Day 19
Day 19 (1/10)
Hm one of the most surprising results from the Brennan paper is actually that they were able to reconstruct the locomotion manifold from such a small subset of neurons (15) and I think even from a single neuron? Building a manifold from ~100 neurons is cool but it’s even odder that you can get it from just one… weird. I mean the single neuron has to be part of the process (locomotion) you’re trying to model. What’s the intuition there? Every neuron’s delay embedded trace has the manifold in there. But every neuron is not needed for the brain to implement the locomotion manifold? That might be too strong of a statement.
Thinking more about what I’m trying to do here with chatgpt…
1) Representation generalization (partial observation + different neuron sets)
Goal: Recover the same underlying locomotion scaffold even when neuron IDs differ, many neurons are missing, or the neuron count is huge.
QSimeon is actually a great stress test here.
Success criteria:
- You get a stable loop/phase coordinate across animals.
- Projection works with variable neuron subsets.
- Results don’t hinge on hand-tuned params (sweeps are stable).
This is “ADM is robust as a coordinate system.”
2) Dynamics generalization (nonstationarity / inputs / stimulus)
Goal: Extend ADM from a single stationary Markov-ish flow to input-conditioned or time-varying dynamics.
WT_Stim is perfect here, because it’s explicitly a forced system.
Success criteria:
- Geometry is mostly stable, but transition rates / occupancy change with input; or
- You can explicitly model two regimes (stim on/off) or a time-dependent transition operator.
This is “ADM + control/input.”
3) Mechanistic bridge (toward “local neuronal rules”)
Goal: Use ADM to define the macroscopic variables that local rules must implement, then test candidate mechanisms against those macroscopic constraints.
Success criteria:
- You can map latent coordinates back to circuit features (which neurons encode phase, which encode gating, etc.).
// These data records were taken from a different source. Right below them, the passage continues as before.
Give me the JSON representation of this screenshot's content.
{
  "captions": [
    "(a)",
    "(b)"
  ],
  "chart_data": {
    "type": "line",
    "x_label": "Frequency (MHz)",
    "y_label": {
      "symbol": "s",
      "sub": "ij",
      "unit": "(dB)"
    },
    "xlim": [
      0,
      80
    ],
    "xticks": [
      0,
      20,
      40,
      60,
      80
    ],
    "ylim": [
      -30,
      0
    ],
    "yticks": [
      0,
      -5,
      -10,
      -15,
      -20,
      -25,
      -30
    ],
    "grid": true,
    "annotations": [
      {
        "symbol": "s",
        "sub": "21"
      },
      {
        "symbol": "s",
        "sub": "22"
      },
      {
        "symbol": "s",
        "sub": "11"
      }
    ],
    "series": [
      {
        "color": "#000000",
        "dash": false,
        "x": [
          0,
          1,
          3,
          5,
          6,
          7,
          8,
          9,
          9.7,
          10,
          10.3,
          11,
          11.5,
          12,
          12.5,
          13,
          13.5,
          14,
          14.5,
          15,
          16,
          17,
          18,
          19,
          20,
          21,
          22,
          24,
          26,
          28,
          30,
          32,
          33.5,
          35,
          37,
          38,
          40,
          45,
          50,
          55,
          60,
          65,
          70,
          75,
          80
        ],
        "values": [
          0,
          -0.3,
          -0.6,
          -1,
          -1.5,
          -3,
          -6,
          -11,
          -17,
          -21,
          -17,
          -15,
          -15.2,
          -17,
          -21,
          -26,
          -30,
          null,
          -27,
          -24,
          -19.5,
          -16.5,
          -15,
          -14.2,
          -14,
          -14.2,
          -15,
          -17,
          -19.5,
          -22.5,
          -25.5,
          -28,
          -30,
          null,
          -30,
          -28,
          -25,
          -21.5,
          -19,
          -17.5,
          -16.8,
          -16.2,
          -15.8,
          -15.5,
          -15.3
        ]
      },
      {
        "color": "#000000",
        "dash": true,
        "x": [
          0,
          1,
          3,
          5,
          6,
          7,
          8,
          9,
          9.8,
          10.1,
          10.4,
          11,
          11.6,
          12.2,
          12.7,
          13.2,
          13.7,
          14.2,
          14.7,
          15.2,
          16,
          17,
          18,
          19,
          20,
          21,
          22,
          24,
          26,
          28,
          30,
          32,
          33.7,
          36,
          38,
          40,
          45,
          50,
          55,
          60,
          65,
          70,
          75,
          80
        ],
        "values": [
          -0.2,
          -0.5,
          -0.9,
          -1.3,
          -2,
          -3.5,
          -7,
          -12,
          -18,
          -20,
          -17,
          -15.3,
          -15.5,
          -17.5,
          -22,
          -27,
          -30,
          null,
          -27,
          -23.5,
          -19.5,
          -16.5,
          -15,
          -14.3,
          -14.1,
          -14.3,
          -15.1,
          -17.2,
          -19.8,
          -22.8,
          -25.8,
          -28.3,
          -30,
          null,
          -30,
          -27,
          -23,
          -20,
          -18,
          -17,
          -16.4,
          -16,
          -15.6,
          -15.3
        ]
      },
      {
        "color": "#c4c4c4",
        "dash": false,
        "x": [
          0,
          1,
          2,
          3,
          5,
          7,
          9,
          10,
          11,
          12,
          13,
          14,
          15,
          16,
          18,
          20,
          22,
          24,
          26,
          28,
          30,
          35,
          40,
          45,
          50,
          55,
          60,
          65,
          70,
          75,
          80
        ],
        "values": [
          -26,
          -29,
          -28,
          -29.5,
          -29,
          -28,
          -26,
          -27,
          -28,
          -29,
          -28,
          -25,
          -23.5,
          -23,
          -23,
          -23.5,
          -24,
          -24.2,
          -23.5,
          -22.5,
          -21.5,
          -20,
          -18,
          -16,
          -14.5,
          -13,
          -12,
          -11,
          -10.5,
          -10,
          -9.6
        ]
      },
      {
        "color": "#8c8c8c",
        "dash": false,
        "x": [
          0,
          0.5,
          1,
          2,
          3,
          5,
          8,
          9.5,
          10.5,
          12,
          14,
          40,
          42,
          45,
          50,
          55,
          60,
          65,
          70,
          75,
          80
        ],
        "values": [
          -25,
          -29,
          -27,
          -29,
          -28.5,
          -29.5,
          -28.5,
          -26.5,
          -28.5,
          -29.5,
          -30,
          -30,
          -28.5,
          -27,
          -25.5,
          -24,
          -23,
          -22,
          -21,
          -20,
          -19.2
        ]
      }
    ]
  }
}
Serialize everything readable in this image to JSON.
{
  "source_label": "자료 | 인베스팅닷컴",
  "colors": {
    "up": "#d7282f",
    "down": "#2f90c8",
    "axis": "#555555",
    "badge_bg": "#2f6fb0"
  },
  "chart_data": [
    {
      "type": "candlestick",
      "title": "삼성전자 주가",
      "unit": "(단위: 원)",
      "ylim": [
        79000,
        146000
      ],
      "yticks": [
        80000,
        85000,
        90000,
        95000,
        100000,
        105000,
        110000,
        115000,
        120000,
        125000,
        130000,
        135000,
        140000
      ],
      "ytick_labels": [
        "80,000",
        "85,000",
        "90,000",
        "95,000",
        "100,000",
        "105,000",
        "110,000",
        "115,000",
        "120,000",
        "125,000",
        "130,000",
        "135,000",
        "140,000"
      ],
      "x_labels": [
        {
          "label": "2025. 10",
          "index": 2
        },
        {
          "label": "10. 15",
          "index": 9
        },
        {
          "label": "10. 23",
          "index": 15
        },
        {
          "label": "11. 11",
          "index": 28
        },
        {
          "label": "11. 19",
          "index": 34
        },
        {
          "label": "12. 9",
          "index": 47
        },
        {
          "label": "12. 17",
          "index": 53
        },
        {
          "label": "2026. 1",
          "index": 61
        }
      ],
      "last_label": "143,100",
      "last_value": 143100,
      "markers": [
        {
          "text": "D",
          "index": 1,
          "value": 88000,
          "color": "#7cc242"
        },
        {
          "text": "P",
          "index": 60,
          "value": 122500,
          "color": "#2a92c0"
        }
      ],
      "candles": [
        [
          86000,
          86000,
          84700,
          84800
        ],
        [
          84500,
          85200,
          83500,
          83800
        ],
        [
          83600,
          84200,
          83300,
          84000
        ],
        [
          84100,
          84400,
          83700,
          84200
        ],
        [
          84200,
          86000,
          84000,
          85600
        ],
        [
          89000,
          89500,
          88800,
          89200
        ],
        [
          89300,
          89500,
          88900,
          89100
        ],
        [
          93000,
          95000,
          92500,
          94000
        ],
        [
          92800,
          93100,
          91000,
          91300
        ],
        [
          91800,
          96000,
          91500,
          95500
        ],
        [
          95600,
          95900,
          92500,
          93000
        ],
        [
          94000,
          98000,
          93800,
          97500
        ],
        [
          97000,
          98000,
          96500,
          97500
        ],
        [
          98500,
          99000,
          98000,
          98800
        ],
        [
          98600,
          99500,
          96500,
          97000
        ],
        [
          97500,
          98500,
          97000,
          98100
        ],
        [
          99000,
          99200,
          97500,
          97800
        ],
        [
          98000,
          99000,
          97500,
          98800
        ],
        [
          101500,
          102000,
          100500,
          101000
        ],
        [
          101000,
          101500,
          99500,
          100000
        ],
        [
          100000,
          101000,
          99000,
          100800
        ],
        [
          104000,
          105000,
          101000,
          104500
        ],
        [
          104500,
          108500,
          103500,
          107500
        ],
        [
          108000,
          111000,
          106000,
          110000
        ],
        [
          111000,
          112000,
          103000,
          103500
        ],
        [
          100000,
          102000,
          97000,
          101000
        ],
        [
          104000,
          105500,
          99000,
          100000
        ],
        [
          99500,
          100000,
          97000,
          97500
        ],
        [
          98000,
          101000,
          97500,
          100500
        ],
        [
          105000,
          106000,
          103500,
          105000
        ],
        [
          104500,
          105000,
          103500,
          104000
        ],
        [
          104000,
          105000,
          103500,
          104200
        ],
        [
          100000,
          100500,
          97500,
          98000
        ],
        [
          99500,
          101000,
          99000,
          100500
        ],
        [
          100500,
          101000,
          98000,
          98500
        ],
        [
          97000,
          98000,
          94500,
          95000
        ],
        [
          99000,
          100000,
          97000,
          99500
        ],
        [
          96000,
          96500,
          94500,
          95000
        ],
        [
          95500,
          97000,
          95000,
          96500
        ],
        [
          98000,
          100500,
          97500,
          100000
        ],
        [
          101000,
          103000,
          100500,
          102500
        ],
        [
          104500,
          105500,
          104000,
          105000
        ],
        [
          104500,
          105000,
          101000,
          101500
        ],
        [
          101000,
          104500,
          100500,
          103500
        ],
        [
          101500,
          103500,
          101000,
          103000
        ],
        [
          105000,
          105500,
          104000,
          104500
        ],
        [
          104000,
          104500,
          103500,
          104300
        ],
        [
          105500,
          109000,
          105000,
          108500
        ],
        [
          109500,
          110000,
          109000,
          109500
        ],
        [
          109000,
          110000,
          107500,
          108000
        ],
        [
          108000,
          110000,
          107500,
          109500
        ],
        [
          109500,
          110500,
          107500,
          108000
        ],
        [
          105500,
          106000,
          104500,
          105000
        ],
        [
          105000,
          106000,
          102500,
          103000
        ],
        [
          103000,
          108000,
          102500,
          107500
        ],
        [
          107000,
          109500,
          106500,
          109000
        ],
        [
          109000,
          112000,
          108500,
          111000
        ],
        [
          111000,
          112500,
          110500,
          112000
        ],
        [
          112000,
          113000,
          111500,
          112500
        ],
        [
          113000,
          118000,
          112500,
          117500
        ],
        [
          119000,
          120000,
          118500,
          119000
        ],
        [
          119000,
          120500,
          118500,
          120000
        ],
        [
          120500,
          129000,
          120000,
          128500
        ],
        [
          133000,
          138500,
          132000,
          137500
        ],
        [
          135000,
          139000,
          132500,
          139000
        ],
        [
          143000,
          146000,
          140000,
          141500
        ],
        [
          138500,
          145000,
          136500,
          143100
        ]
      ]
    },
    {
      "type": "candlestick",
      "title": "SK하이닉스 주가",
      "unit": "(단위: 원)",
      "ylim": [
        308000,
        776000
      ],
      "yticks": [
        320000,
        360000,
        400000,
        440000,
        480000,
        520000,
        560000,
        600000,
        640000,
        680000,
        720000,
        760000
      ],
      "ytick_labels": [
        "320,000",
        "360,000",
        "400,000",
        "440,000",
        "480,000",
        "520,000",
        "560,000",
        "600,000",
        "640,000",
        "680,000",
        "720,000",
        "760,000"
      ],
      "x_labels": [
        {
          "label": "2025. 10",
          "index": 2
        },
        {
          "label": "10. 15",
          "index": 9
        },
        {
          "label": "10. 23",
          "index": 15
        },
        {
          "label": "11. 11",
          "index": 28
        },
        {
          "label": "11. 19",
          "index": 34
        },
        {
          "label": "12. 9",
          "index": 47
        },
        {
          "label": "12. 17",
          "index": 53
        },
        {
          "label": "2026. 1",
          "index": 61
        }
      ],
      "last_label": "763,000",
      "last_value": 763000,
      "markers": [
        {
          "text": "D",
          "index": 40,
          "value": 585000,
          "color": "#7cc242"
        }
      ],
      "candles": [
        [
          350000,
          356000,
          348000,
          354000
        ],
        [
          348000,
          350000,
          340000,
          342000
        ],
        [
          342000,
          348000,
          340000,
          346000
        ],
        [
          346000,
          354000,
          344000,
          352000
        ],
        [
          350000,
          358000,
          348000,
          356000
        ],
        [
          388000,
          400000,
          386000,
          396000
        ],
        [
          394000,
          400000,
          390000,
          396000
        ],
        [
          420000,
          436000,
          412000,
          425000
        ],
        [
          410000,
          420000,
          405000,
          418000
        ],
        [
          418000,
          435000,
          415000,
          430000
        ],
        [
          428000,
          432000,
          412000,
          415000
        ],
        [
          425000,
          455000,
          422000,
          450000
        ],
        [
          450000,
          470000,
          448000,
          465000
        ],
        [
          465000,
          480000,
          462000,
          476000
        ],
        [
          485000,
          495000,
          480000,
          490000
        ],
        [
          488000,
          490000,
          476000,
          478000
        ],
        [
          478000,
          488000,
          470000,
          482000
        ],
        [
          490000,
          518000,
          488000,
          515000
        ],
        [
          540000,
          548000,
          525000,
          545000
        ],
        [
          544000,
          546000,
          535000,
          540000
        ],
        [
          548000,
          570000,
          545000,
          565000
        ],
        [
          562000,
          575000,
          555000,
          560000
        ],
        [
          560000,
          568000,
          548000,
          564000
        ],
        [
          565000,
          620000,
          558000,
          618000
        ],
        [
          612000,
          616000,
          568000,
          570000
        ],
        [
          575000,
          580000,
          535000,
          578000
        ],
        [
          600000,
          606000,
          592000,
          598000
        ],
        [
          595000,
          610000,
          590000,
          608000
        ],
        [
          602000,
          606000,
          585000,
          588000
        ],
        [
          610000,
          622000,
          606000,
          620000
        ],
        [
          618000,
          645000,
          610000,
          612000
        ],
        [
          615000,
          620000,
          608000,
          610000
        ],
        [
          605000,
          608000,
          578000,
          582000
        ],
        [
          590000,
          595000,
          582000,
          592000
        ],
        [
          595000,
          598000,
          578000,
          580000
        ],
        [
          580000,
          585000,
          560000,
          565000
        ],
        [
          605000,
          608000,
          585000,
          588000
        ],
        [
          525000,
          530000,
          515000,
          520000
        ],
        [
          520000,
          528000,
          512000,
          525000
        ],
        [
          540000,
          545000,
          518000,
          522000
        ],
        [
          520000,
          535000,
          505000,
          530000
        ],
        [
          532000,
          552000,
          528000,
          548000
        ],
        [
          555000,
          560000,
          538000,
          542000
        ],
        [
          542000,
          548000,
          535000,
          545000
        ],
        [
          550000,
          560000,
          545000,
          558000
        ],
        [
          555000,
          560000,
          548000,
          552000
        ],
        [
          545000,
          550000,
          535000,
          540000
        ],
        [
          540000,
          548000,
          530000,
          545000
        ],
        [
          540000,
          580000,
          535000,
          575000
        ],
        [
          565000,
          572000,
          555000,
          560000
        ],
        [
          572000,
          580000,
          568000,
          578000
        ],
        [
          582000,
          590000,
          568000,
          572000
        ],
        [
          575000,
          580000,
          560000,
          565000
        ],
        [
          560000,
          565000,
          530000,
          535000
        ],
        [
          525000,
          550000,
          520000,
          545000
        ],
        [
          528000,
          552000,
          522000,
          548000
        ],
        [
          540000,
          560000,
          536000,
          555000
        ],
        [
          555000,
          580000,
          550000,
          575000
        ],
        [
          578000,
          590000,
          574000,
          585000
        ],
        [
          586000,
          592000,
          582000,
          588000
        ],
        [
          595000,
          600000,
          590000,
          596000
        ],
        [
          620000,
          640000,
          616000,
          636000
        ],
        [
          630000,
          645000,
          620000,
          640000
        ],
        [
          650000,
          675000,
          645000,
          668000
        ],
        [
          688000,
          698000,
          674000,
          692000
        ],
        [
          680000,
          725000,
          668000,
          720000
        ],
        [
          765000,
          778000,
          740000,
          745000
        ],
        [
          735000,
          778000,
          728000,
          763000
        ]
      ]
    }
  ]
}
- A plausible mechanistic model (connectome-ish + neuromodulation/proprioception) reproduces:
- the low-D scaffold,
- the transition structure,
- and how plasticity changes some parts (e.g., transition rates) without destroying canalization (stable loop).
This is “ADM as a phenomenological constraint on mechanisms.”
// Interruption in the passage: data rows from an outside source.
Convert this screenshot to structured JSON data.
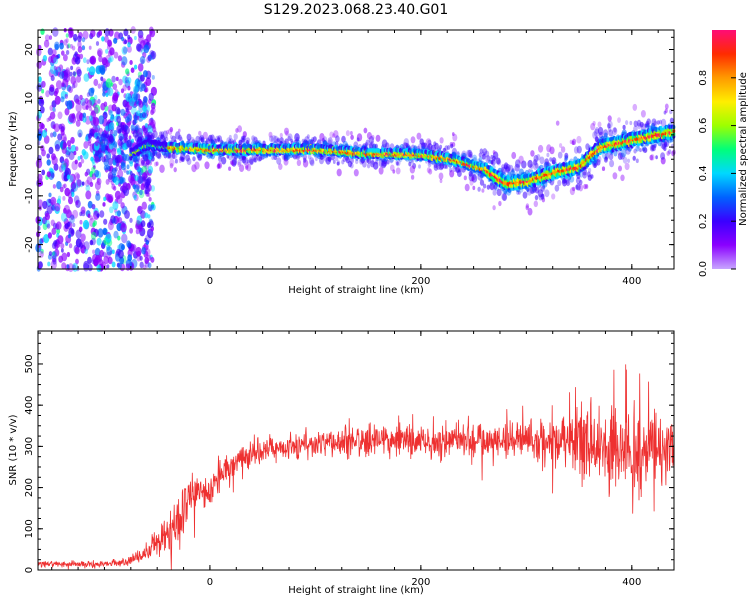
{
  "title": "S129.2023.068.23.40.G01",
  "colormap": [
    "#c8a6ff",
    "#8a00ff",
    "#3a00ff",
    "#0062ff",
    "#00d8ff",
    "#00ff7a",
    "#9dff00",
    "#ffee00",
    "#ff9a00",
    "#ff2b00",
    "#ff0c76"
  ],
  "chart_data": [
    {
      "type": "heatmap",
      "xlabel": "Height of straight line (km)",
      "ylabel": "Frequency (Hz)",
      "xlim": [
        -163,
        440
      ],
      "ylim": [
        -25,
        24
      ],
      "xticks": [
        0,
        200,
        400
      ],
      "yticks": [
        -20,
        -10,
        0,
        10,
        20
      ],
      "colorbar": {
        "label": "Normalized spectral amplitude",
        "range": [
          0,
          1
        ],
        "ticks": [
          0.0,
          0.2,
          0.4,
          0.6,
          0.8
        ]
      },
      "ridge": {
        "x": [
          -100,
          -80,
          -60,
          -40,
          0,
          100,
          150,
          200,
          230,
          260,
          280,
          300,
          330,
          350,
          370,
          400,
          440
        ],
        "y": [
          -5,
          -2,
          0.5,
          0,
          -0.5,
          -0.5,
          -1.3,
          -1.5,
          -2.5,
          -4.5,
          -7.5,
          -7,
          -5,
          -4,
          0,
          1.5,
          3.2
        ]
      }
    },
    {
      "type": "line",
      "xlabel": "Height of straight line (km)",
      "ylabel": "SNR (10 * v/v)",
      "xlim": [
        -163,
        440
      ],
      "ylim": [
        0,
        580
      ],
      "xticks": [
        0,
        200,
        400
      ],
      "yticks": [
        0,
        100,
        200,
        300,
        400,
        500
      ],
      "color": "#ee3030",
      "envelope": {
        "x": [
          -163,
          -100,
          -80,
          -60,
          -50,
          -40,
          -30,
          -20,
          -10,
          0,
          10,
          30,
          50,
          80,
          100,
          150,
          200,
          250,
          300,
          340,
          360,
          380,
          400,
          420,
          440
        ],
        "mean": [
          14,
          14,
          20,
          40,
          60,
          90,
          125,
          165,
          175,
          195,
          230,
          268,
          290,
          305,
          305,
          315,
          315,
          318,
          318,
          318,
          305,
          298,
          290,
          288,
          300
        ],
        "noise": [
          5,
          5,
          7,
          15,
          25,
          40,
          55,
          50,
          35,
          30,
          30,
          25,
          22,
          22,
          25,
          32,
          32,
          35,
          38,
          50,
          75,
          95,
          85,
          75,
          40
        ]
      }
    }
  ]
}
It is worth stepping back and thinking about what it actually means to understand a complex system like the brain. Reading a couple papers on this:
- https://www.cell.com/cancer-cell/fulltext/S1535-6108%2802%2900133-2
- https://journals.plos.org/ploscompbiol/article/file?id=10.1371/journal.pcbi.1005268&type=printable
Going to go a bit deeper on the above during my weekly review time tomorrow and really marinate on what this means for what a good result for extending ADM to this larger dataset could actually be. Might just be suggesting more experiments to run, we’ll see.